Kevin Page, the former parliamentary budget officer, said it's not clear what the AG could accomplish with these new powers.
"What's the public policy imperative and rational for the AG to conduct audits? What is broken? The Bank of Canada is very transparent organization," Page told CBC News.
"If there is a concern about monetary policy and a member of Parliament wants to better understand how the bank conducts operations with respect to rate setting or its balance sheet, then open forums would be better to raise debate and scrutiny and could be used to influence the adjustment to the Bank of Canada policy mandate."
Historically, the Bank of Canada has operated free of political influence to use monetary policy instruments to pursue price stability or an inflation target.
While the government of the day cannot direct this independent officer of Parliament to study a particular thing, Poilievre said the auditor general "must investigate whether the Trudeau government interfered with the Bank of Canada's independence" during the pandemic "by using $400 billion of newly printed money to fund its deficits."
As a number of other central banks did during the Great Recession of 2008-09, the Bank of Canada embraced quantitative easing — what Poilievre calls "printing money" — over the past two years to boost lending and spending during a time of financial panic.

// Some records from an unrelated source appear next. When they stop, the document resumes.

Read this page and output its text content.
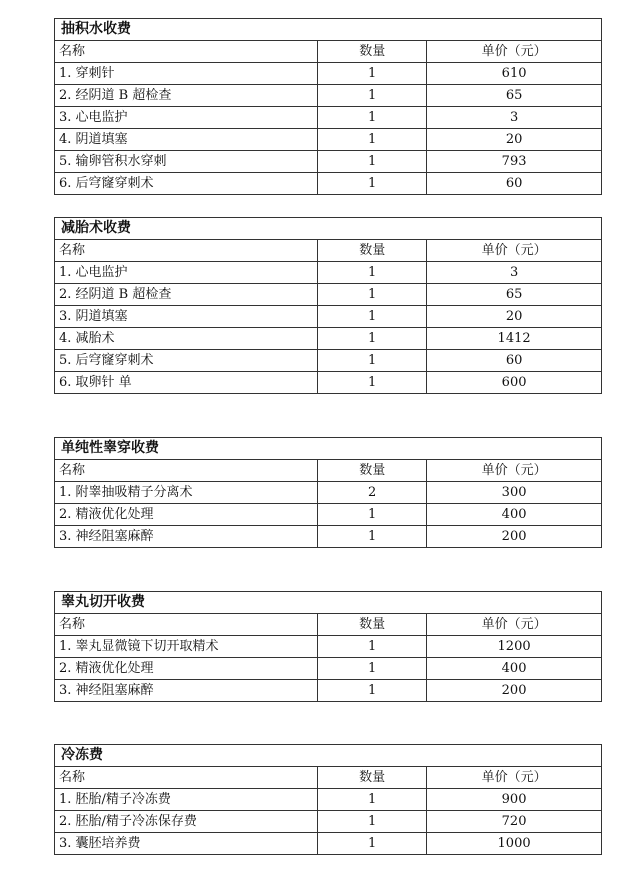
抽积水收费		
名称	数量	单价（元）
1. 穿刺针	1	610
2. 经阴道 B 超检查	1	65
3. 心电监护	1	3
4. 阴道填塞	1	20
5. 输卵管积水穿刺	1	793
6. 后穹窿穿刺术	1	60
减胎术收费		
名称	数量	单价（元）
1. 心电监护	1	3
2. 经阴道 B 超检查	1	65
3. 阴道填塞	1	20
4. 减胎术	1	1412
5. 后穹窿穿刺术	1	60
6. 取卵针 单	1	600
单纯性睾穿收费		
名称	数量	单价（元）
1. 附睾抽吸精子分离术	2	300
2. 精液优化处理	1	400
3. 神经阻塞麻醉	1	200
睾丸切开收费		
名称	数量	单价（元）
1. 睾丸显微镜下切开取精术	1	1200
2. 精液优化处理	1	400
3. 神经阻塞麻醉	1	200
冷冻费		
名称	数量	单价（元）
1. 胚胎/精子冷冻费	1	900
2. 胚胎/精子冷冻保存费	1	720
3. 囊胚培养费	1	1000
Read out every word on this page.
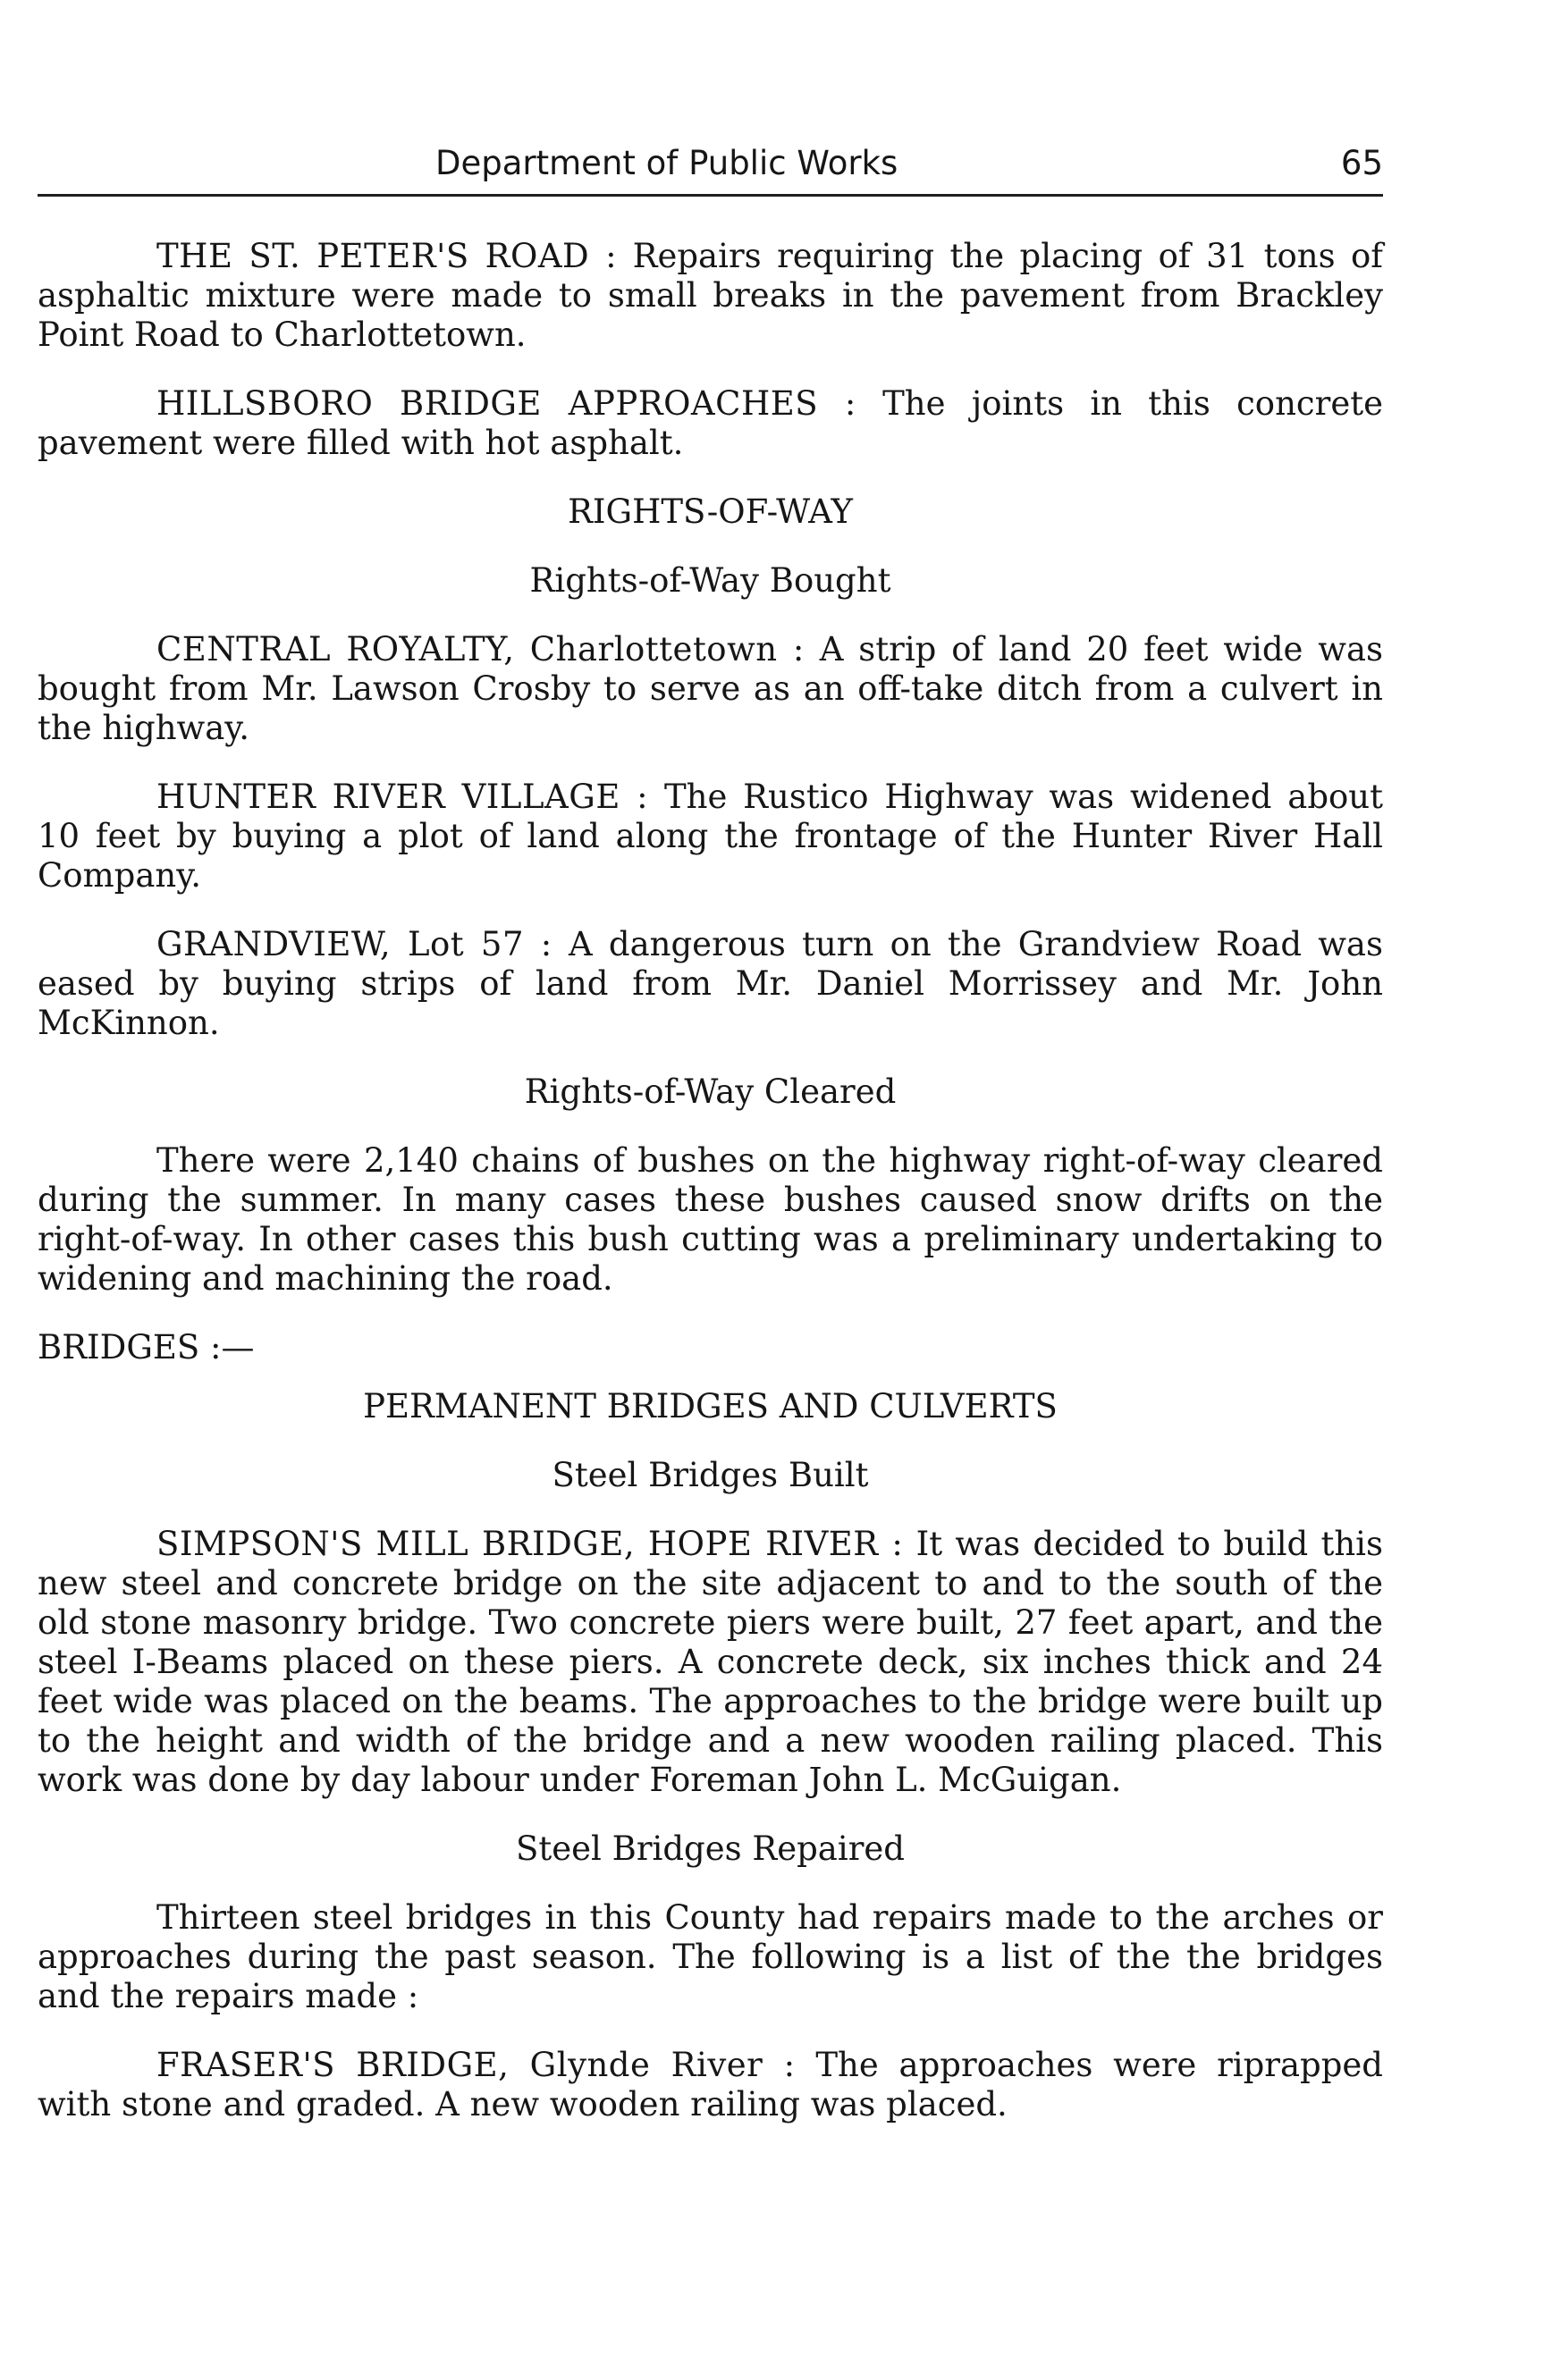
Department of Public Works	65

THE ST. PETER'S ROAD : Repairs requiring the placing of 31 tons of asphaltic mixture were made to small breaks in the pavement from Brackley Point Road to Charlottetown.

HILLSBORO BRIDGE APPROACHES : The joints in this concrete pavement were filled with hot asphalt.

RIGHTS-OF-WAY
Rights-of-Way Bought

CENTRAL ROYALTY, Charlottetown : A strip of land 20 feet wide was bought from Mr. Lawson Crosby to serve as an off-take ditch from a culvert in the highway.

HUNTER RIVER VILLAGE : The Rustico Highway was widened about 10 feet by buying a plot of land along the frontage of the Hunter River Hall Company.

GRANDVIEW, Lot 57 : A dangerous turn on the Grandview Road was eased by buying strips of land from Mr. Daniel Morrissey and Mr. John McKinnon.

Rights-of-Way Cleared

There were 2,140 chains of bushes on the highway right-of-way cleared during the summer. In many cases these bushes caused snow drifts on the right-of-way. In other cases this bush cutting was a preliminary undertaking to widening and machining the road.

BRIDGES :—

PERMANENT BRIDGES AND CULVERTS
Steel Bridges Built

SIMPSON'S MILL BRIDGE, HOPE RIVER : It was decided to build this new steel and concrete bridge on the site adjacent to and to the south of the old stone masonry bridge. Two concrete piers were built, 27 feet apart, and the steel I-Beams placed on these piers. A concrete deck, six inches thick and 24 feet wide was placed on the beams. The approaches to the bridge were built up to the height and width of the bridge and a new wooden railing placed. This work was done by day labour under Foreman John L. McGuigan.

Steel Bridges Repaired

Thirteen steel bridges in this County had repairs made to the arches or approaches during the past season. The following is a list of the the bridges and the repairs made :

FRASER'S BRIDGE, Glynde River : The approaches were riprapped with stone and graded. A new wooden railing was placed.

That policy ended in October 2021.
Poilievre, who has made inflation the cornerstone of his leadership campaign, has blamed this policy for the country's inflation woes.
Experts contend that the current wave of inflation is largely pandemic-induced because the health crisis pushed up production costs — wages and raw material prices are higher than they were — and snarled supply chains.
A massive injection of government stimulus to prop up a faltering economy is also partly to blame because there's more money in circulation chasing fewer goods.
To tame inflation, Poilievre said he wants to dramatically reduce government spending to slash deficits and the national debt. He told reporters that the Liberal government's emergency COVID-related spending was "exorbitant" and "unnecessary."